La via della pace tra Russia e Ucraina, ci vorrebbe San Francesco

Se San Francesco ritornasse oggi come agirebbe per promuovere il dialogo Russo-Ucraino? Una domanda nata dal ricordo dello storico incontro del frate di Assisi con il sultano d’Egitto al tempo della quinta crociata, 800 anni fa.

 

Era la metà del 1219 quando frate Francesco decise di aggregarsi alla quinta crociata come pellegrino penitente con l’intenzione di raggiungere il Santo Sepolcro a Gerusalemme.

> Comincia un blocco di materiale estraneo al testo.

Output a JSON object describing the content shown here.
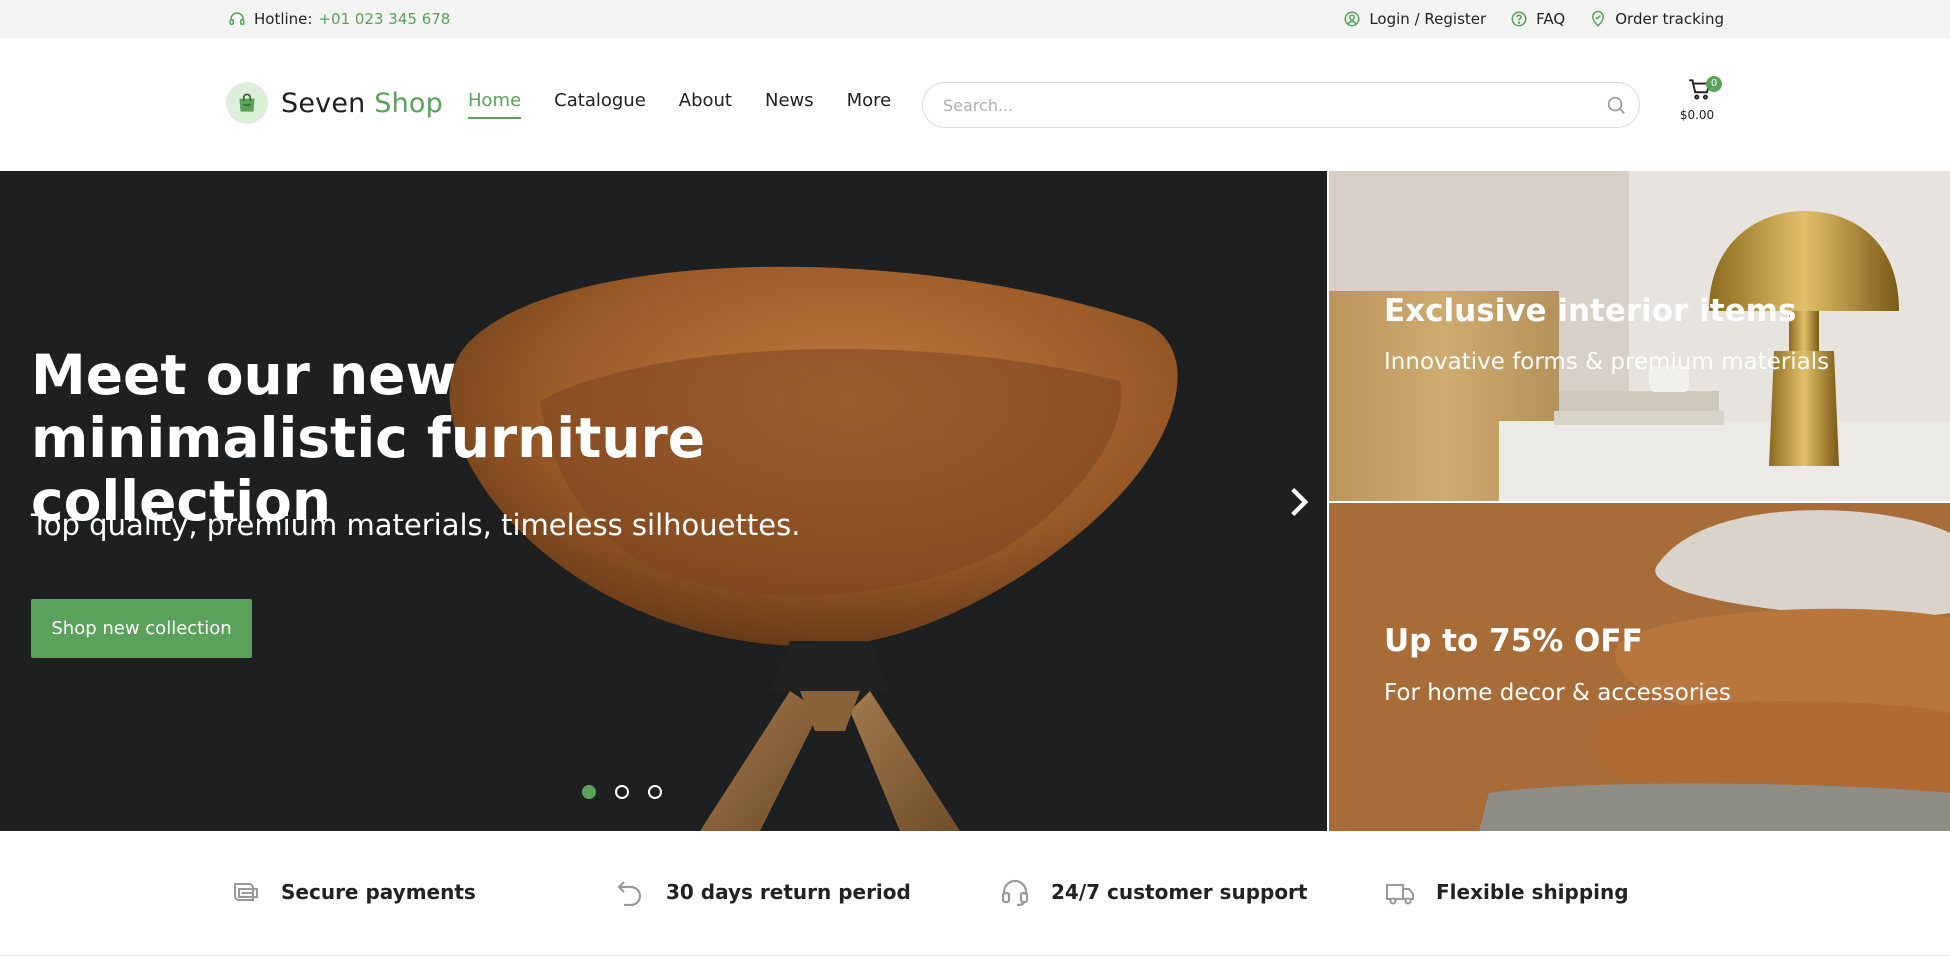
{
  "topbar": {
    "hotline_label": "Hotline:",
    "hotline_number": "+01 023 345 678",
    "links": [
      {
        "label": "Login / Register",
        "icon": "user-circle-icon"
      },
      {
        "label": "FAQ",
        "icon": "question-circle-icon"
      },
      {
        "label": "Order tracking",
        "icon": "location-pin-icon"
      }
    ]
  },
  "header": {
    "brand_main": "Seven",
    "brand_accent": "Shop",
    "nav": [
      "Home",
      "Catalogue",
      "About",
      "News",
      "More"
    ],
    "active_nav": "Home",
    "search_placeholder": "Search...",
    "cart_count": "0",
    "cart_total": "$0.00"
  },
  "hero": {
    "title": "Meet our new minimalistic furniture collection",
    "subtitle": "Top quality, premium materials, timeless silhouettes.",
    "cta": "Shop new collection",
    "slides": 3,
    "active_slide": 1
  },
  "promos": [
    {
      "title": "Exclusive interior items",
      "subtitle": "Innovative forms & premium materials"
    },
    {
      "title": "Up to 75% OFF",
      "subtitle": "For home decor & accessories"
    }
  ],
  "features": [
    {
      "label": "Secure payments",
      "icon": "credit-card-icon"
    },
    {
      "label": "30 days return period",
      "icon": "return-arrow-icon"
    },
    {
      "label": "24/7 customer support",
      "icon": "headset-icon"
    },
    {
      "label": "Flexible shipping",
      "icon": "truck-icon"
    }
  ],
  "colors": {
    "accent": "#5aa25a",
    "topbar_bg": "#f4f4f4",
    "hero_bg": "#1d1f21"
  }
}
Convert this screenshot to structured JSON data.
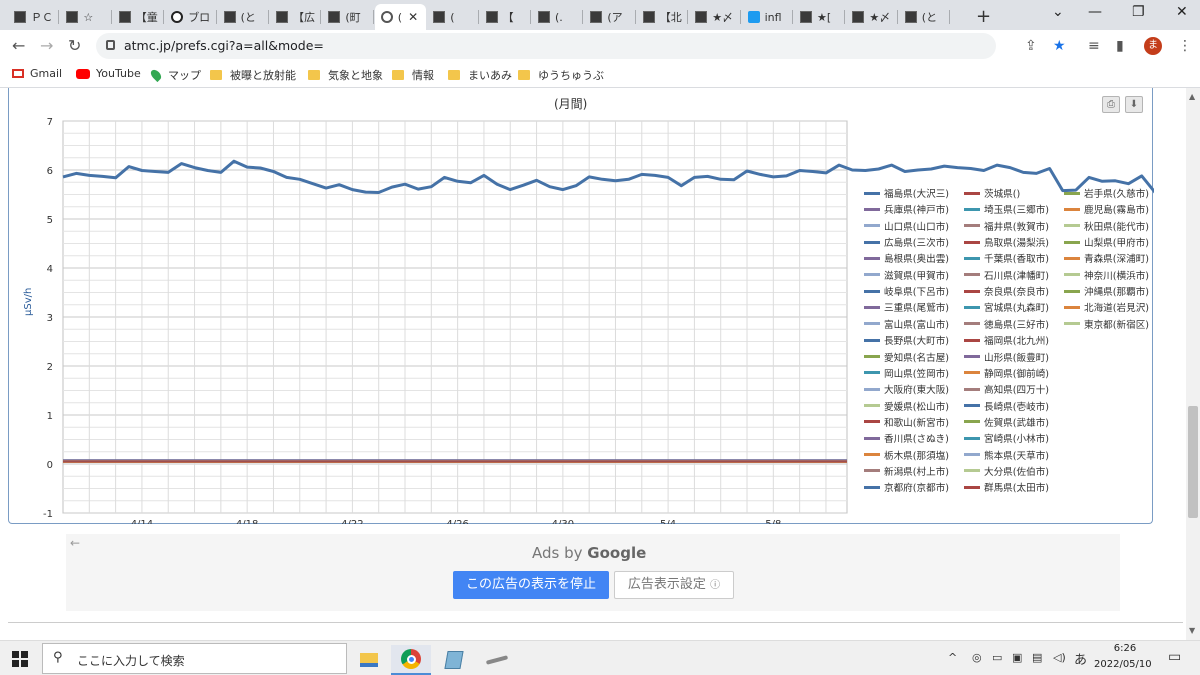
{
  "tabs": [
    {
      "label": "ＰＣ",
      "icon": "site-favicon-icon"
    },
    {
      "label": "☆",
      "icon": "site-favicon-icon"
    },
    {
      "label": "【童",
      "icon": "site-favicon-icon"
    },
    {
      "label": "ブロ",
      "icon": "info-circle-icon"
    },
    {
      "label": "(と",
      "icon": "site-favicon-icon"
    },
    {
      "label": "【広",
      "icon": "site-favicon-icon"
    },
    {
      "label": "(町",
      "icon": "site-favicon-icon"
    },
    {
      "label": "(",
      "icon": "globe-icon",
      "active": true
    },
    {
      "label": "(",
      "icon": "site-favicon-icon"
    },
    {
      "label": "【",
      "icon": "site-favicon-icon"
    },
    {
      "label": "(.",
      "icon": "site-favicon-icon"
    },
    {
      "label": "(ア",
      "icon": "site-favicon-icon"
    },
    {
      "label": "【北",
      "icon": "site-favicon-icon"
    },
    {
      "label": "★〆",
      "icon": "site-favicon-icon"
    },
    {
      "label": "infl",
      "icon": "twitter-icon"
    },
    {
      "label": "★[",
      "icon": "site-favicon-icon"
    },
    {
      "label": "★〆",
      "icon": "site-favicon-icon"
    },
    {
      "label": "(と",
      "icon": "site-favicon-icon"
    }
  ],
  "toolbar": {
    "url": "atmc.jp/prefs.cgi?a=all&mode=",
    "avatar": "ま"
  },
  "bookmarks": [
    {
      "label": "Gmail",
      "icon": "gmail-icon"
    },
    {
      "label": "YouTube",
      "icon": "youtube-icon"
    },
    {
      "label": "マップ",
      "icon": "maps-icon"
    },
    {
      "label": "被曝と放射能",
      "icon": "folder-icon"
    },
    {
      "label": "気象と地象",
      "icon": "folder-icon"
    },
    {
      "label": "情報",
      "icon": "folder-icon"
    },
    {
      "label": "まいあみ",
      "icon": "folder-icon"
    },
    {
      "label": "ゆうちゅうぶ",
      "icon": "folder-icon"
    }
  ],
  "chart_data": {
    "type": "line",
    "title": "(月間)",
    "ylabel": "μSv/h",
    "ylim": [
      -1,
      7
    ],
    "yticks": [
      "7",
      "6",
      "5",
      "4",
      "3",
      "2",
      "1",
      "0",
      "-1"
    ],
    "xticks": [
      "4/14",
      "4/18",
      "4/22",
      "4/26",
      "4/30",
      "5/4",
      "5/8"
    ],
    "x_label_positions_days": [
      3,
      7,
      11,
      15,
      19,
      23,
      27
    ],
    "x_range_days": [
      0,
      29.8
    ],
    "grid": true,
    "legend_position": "right",
    "series": [
      {
        "name": "福島県(大沢三)",
        "color": "#4572a7",
        "x_step_days": 0.5,
        "values": [
          5.86,
          5.93,
          5.89,
          5.87,
          5.84,
          6.07,
          5.99,
          5.97,
          5.95,
          6.13,
          6.05,
          5.99,
          5.95,
          6.18,
          6.06,
          6.04,
          5.97,
          5.85,
          5.81,
          5.72,
          5.63,
          5.7,
          5.6,
          5.55,
          5.54,
          5.65,
          5.71,
          5.61,
          5.66,
          5.85,
          5.77,
          5.74,
          5.89,
          5.71,
          5.6,
          5.69,
          5.79,
          5.66,
          5.6,
          5.68,
          5.86,
          5.81,
          5.78,
          5.81,
          5.91,
          5.89,
          5.85,
          5.68,
          5.85,
          5.87,
          5.81,
          5.8,
          5.98,
          5.91,
          5.86,
          5.88,
          5.99,
          5.97,
          5.94,
          6.1,
          6.0,
          5.99,
          6.02,
          6.1,
          5.97,
          6.0,
          6.02,
          6.08,
          6.05,
          6.03,
          5.99,
          6.1,
          6.05,
          5.95,
          5.93,
          6.03,
          5.58,
          5.59,
          5.85,
          5.77,
          5.78,
          5.72,
          5.88,
          5.55,
          5.63,
          5.71,
          5.84,
          5.77,
          5.66,
          5.64,
          5.82,
          5.88,
          5.72,
          5.69,
          5.86,
          5.96,
          5.99,
          5.92,
          6.04,
          6.0,
          5.91,
          6.11,
          6.08,
          6.04,
          6.05,
          6.11,
          6.07,
          6.05,
          6.12,
          6.22,
          6.14,
          6.03,
          6.05,
          5.93,
          5.82,
          5.8,
          5.77,
          5.76,
          5.79,
          5.8
        ]
      },
      {
        "name": "茨城県()",
        "color": "#aa4643",
        "value": 0.06
      },
      {
        "name": "岩手県(久慈市)",
        "color": "#89a54e",
        "value": 0.05
      },
      {
        "name": "兵庫県(神戸市)",
        "color": "#80699b",
        "value": 0.08
      },
      {
        "name": "埼玉県(三郷市)",
        "color": "#3d96ae",
        "value": 0.05
      },
      {
        "name": "鹿児島(霧島市)",
        "color": "#db843d",
        "value": 0.06
      },
      {
        "name": "山口県(山口市)",
        "color": "#92a8cd",
        "value": 0.07
      },
      {
        "name": "福井県(敦賀市)",
        "color": "#a47d7c",
        "value": 0.06
      },
      {
        "name": "秋田県(能代市)",
        "color": "#b5ca92",
        "value": 0.05
      },
      {
        "name": "広島県(三次市)",
        "color": "#4572a7",
        "value": 0.06
      },
      {
        "name": "鳥取県(湯梨浜)",
        "color": "#aa4643",
        "value": 0.07
      },
      {
        "name": "山梨県(甲府市)",
        "color": "#89a54e",
        "value": 0.05
      },
      {
        "name": "島根県(奥出雲)",
        "color": "#80699b",
        "value": 0.06
      },
      {
        "name": "千葉県(香取市)",
        "color": "#3d96ae",
        "value": 0.05
      },
      {
        "name": "青森県(深浦町)",
        "color": "#db843d",
        "value": 0.04
      },
      {
        "name": "滋賀県(甲賀市)",
        "color": "#92a8cd",
        "value": 0.06
      },
      {
        "name": "石川県(津幡町)",
        "color": "#a47d7c",
        "value": 0.07
      },
      {
        "name": "神奈川(横浜市)",
        "color": "#b5ca92",
        "value": 0.05
      },
      {
        "name": "岐阜県(下呂市)",
        "color": "#4572a7",
        "value": 0.07
      },
      {
        "name": "奈良県(奈良市)",
        "color": "#aa4643",
        "value": 0.06
      },
      {
        "name": "沖縄県(那覇市)",
        "color": "#89a54e",
        "value": 0.05
      },
      {
        "name": "三重県(尾鷲市)",
        "color": "#80699b",
        "value": 0.05
      },
      {
        "name": "宮城県(丸森町)",
        "color": "#3d96ae",
        "value": 0.06
      },
      {
        "name": "北海道(岩見沢)",
        "color": "#db843d",
        "value": 0.04
      },
      {
        "name": "富山県(富山市)",
        "color": "#92a8cd",
        "value": 0.06
      },
      {
        "name": "徳島県(三好市)",
        "color": "#a47d7c",
        "value": 0.05
      },
      {
        "name": "東京都(新宿区)",
        "color": "#b5ca92",
        "value": 0.06
      },
      {
        "name": "長野県(大町市)",
        "color": "#4572a7",
        "value": 0.05
      },
      {
        "name": "福岡県(北九州)",
        "color": "#aa4643",
        "value": 0.05
      },
      {
        "name": "愛知県(名古屋)",
        "color": "#89a54e",
        "value": 0.05
      },
      {
        "name": "山形県(飯豊町)",
        "color": "#80699b",
        "value": 0.06
      },
      {
        "name": "岡山県(笠岡市)",
        "color": "#3d96ae",
        "value": 0.06
      },
      {
        "name": "静岡県(御前崎)",
        "color": "#db843d",
        "value": 0.05
      },
      {
        "name": "大阪府(東大阪)",
        "color": "#92a8cd",
        "value": 0.06
      },
      {
        "name": "高知県(四万十)",
        "color": "#a47d7c",
        "value": 0.05
      },
      {
        "name": "愛媛県(松山市)",
        "color": "#b5ca92",
        "value": 0.06
      },
      {
        "name": "長崎県(壱岐市)",
        "color": "#4572a7",
        "value": 0.06
      },
      {
        "name": "和歌山(新宮市)",
        "color": "#aa4643",
        "value": 0.05
      },
      {
        "name": "佐賀県(武雄市)",
        "color": "#89a54e",
        "value": 0.05
      },
      {
        "name": "香川県(さぬき)",
        "color": "#80699b",
        "value": 0.05
      },
      {
        "name": "宮崎県(小林市)",
        "color": "#3d96ae",
        "value": 0.05
      },
      {
        "name": "栃木県(那須塩)",
        "color": "#db843d",
        "value": 0.06
      },
      {
        "name": "熊本県(天草市)",
        "color": "#92a8cd",
        "value": 0.05
      },
      {
        "name": "新潟県(村上市)",
        "color": "#a47d7c",
        "value": 0.06
      },
      {
        "name": "大分県(佐伯市)",
        "color": "#b5ca92",
        "value": 0.05
      },
      {
        "name": "京都府(京都市)",
        "color": "#4572a7",
        "value": 0.05
      },
      {
        "name": "群馬県(太田市)",
        "color": "#aa4643",
        "value": 0.05
      }
    ]
  },
  "legend_columns": [
    [
      "福島県(大沢三)",
      "兵庫県(神戸市)",
      "山口県(山口市)",
      "広島県(三次市)",
      "島根県(奥出雲)",
      "滋賀県(甲賀市)",
      "岐阜県(下呂市)",
      "三重県(尾鷲市)",
      "富山県(富山市)",
      "長野県(大町市)",
      "愛知県(名古屋)",
      "岡山県(笠岡市)",
      "大阪府(東大阪)",
      "愛媛県(松山市)",
      "和歌山(新宮市)",
      "香川県(さぬき)",
      "栃木県(那須塩)",
      "新潟県(村上市)",
      "京都府(京都市)"
    ],
    [
      "茨城県()",
      "埼玉県(三郷市)",
      "福井県(敦賀市)",
      "鳥取県(湯梨浜)",
      "千葉県(香取市)",
      "石川県(津幡町)",
      "奈良県(奈良市)",
      "宮城県(丸森町)",
      "徳島県(三好市)",
      "福岡県(北九州)",
      "山形県(飯豊町)",
      "静岡県(御前崎)",
      "高知県(四万十)",
      "長崎県(壱岐市)",
      "佐賀県(武雄市)",
      "宮崎県(小林市)",
      "熊本県(天草市)",
      "大分県(佐伯市)",
      "群馬県(太田市)"
    ],
    [
      "岩手県(久慈市)",
      "鹿児島(霧島市)",
      "秋田県(能代市)",
      "山梨県(甲府市)",
      "青森県(深浦町)",
      "神奈川(横浜市)",
      "沖縄県(那覇市)",
      "北海道(岩見沢)",
      "東京都(新宿区)"
    ]
  ],
  "ads": {
    "ads_by": "Ads by",
    "google": "Google",
    "stop_label": "この広告の表示を停止",
    "settings_label": "広告表示設定",
    "back_arrow": "←"
  },
  "taskbar": {
    "search_placeholder": "ここに入力して検索",
    "time": "6:26",
    "date": "2022/05/10",
    "ime": "あ"
  }
}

Le fonti ci dicono che, una volta sbarcato ad Acri, Francesco si recò a Damietta, sul delta del Nilo, dove da oltre un anno l’esercito cristiano teneva la città sotto assedio. E qui, approfittando di una tregua nei combattimenti, rese visita al sultano d’Egitto Malik al-Kamil, nipote del Saladino, portando con sé un compagno, frate Illuminato da Rieti.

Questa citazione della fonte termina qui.